Gelang yang dipegang Jaejae adalah gelang pemberian orang tuanya, sehingga Kai
pun menyerah karena ancaman Jaejae. Gelang itu Jaejae temukan saat membereskan mejanya
tadi. Akhirnya Kai pun mundur dan memakai kaus yang ada di atas tempat
tidurnya.
“Sudah
Noona. Aku sudah memaai kaosku. Sekarang kemarikan gelang itu.”, kata Kai
sambil mengulurkan tangan kanannya. Jaejae pun membuka matanya, menatap Kai
lekat-lekat.
“Shireo.
Kau harus cepat pergi dari ruangan ini.

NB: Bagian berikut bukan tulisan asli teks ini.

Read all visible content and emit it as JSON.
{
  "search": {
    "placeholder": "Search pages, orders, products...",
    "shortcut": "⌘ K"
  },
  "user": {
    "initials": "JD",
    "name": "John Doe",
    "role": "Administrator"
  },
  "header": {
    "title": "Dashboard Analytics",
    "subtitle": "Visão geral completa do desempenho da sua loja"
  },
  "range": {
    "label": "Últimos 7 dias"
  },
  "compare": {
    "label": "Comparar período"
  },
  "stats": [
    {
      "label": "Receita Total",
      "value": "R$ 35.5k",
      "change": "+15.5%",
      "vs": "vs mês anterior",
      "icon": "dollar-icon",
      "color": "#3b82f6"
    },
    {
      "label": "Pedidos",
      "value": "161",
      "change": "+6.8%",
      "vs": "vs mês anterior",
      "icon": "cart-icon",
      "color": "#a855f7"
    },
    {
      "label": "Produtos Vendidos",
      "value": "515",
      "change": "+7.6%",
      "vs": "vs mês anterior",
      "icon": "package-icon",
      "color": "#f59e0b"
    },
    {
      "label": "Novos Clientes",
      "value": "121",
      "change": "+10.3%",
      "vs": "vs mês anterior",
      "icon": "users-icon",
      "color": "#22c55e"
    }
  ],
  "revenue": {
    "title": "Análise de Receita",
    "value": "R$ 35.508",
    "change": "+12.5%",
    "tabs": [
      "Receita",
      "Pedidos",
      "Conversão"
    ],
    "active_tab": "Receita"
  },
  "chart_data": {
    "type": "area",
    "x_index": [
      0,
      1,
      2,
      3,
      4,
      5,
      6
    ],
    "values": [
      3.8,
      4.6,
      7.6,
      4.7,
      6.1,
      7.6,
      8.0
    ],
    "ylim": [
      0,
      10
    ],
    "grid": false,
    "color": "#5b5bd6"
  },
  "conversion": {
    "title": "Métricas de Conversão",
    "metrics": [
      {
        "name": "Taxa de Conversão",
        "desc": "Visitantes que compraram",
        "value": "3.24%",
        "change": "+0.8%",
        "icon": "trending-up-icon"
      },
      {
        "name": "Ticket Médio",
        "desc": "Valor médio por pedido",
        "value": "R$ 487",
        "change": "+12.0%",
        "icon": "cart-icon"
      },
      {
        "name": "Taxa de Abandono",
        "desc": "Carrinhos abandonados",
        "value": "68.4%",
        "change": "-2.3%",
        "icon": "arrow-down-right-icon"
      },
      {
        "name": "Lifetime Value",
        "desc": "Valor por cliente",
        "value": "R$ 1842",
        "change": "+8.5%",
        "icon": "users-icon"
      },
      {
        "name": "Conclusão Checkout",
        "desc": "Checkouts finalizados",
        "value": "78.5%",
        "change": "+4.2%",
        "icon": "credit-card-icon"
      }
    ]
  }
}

Baru nanti akan kuserahkan padamu saat
makan.”, kata Jaejae berbalik mengancam.
“Ba..baiklah.
Aku akan pergi. Tapi jangan kau rusak gelang itu.”, kata Kai menyerah. Dia pun
berbalik melangkah pergi. Jaejae pun menghela nafas leganya. Namun baru
selangkah berbalik, Kai dengan secepat kilat membalikkan badannya dan mendorong
tubuh Jaejae ke tempat tidur. Tubuh Jaejae pun terhempas ke tempat tidurnya.
Kini posisi Kai berada di atas Jaejae. Kedua tangan Jaejae pun dia pegang
erat-erat. Jantung Jaejae semakin dibuat bekerja lebih cepat karena perlakuan
Kai -sedari tadi- padanya. Dia merasa sudah tidak bertenaga lagi.
“Kau. Nappeun.”, kata Kai lirih, kemudian
tangan kanannya mengambil gelang yang ada di tangan kiri Jaejae secara
perlahan. “Jangan macam-macam dengan gelang ini.”, kata Kai lagi dengan suara
mengancam. Jaejae lagi-lagi hanya menyerah dan menutup kedua matanya rapat-rapat.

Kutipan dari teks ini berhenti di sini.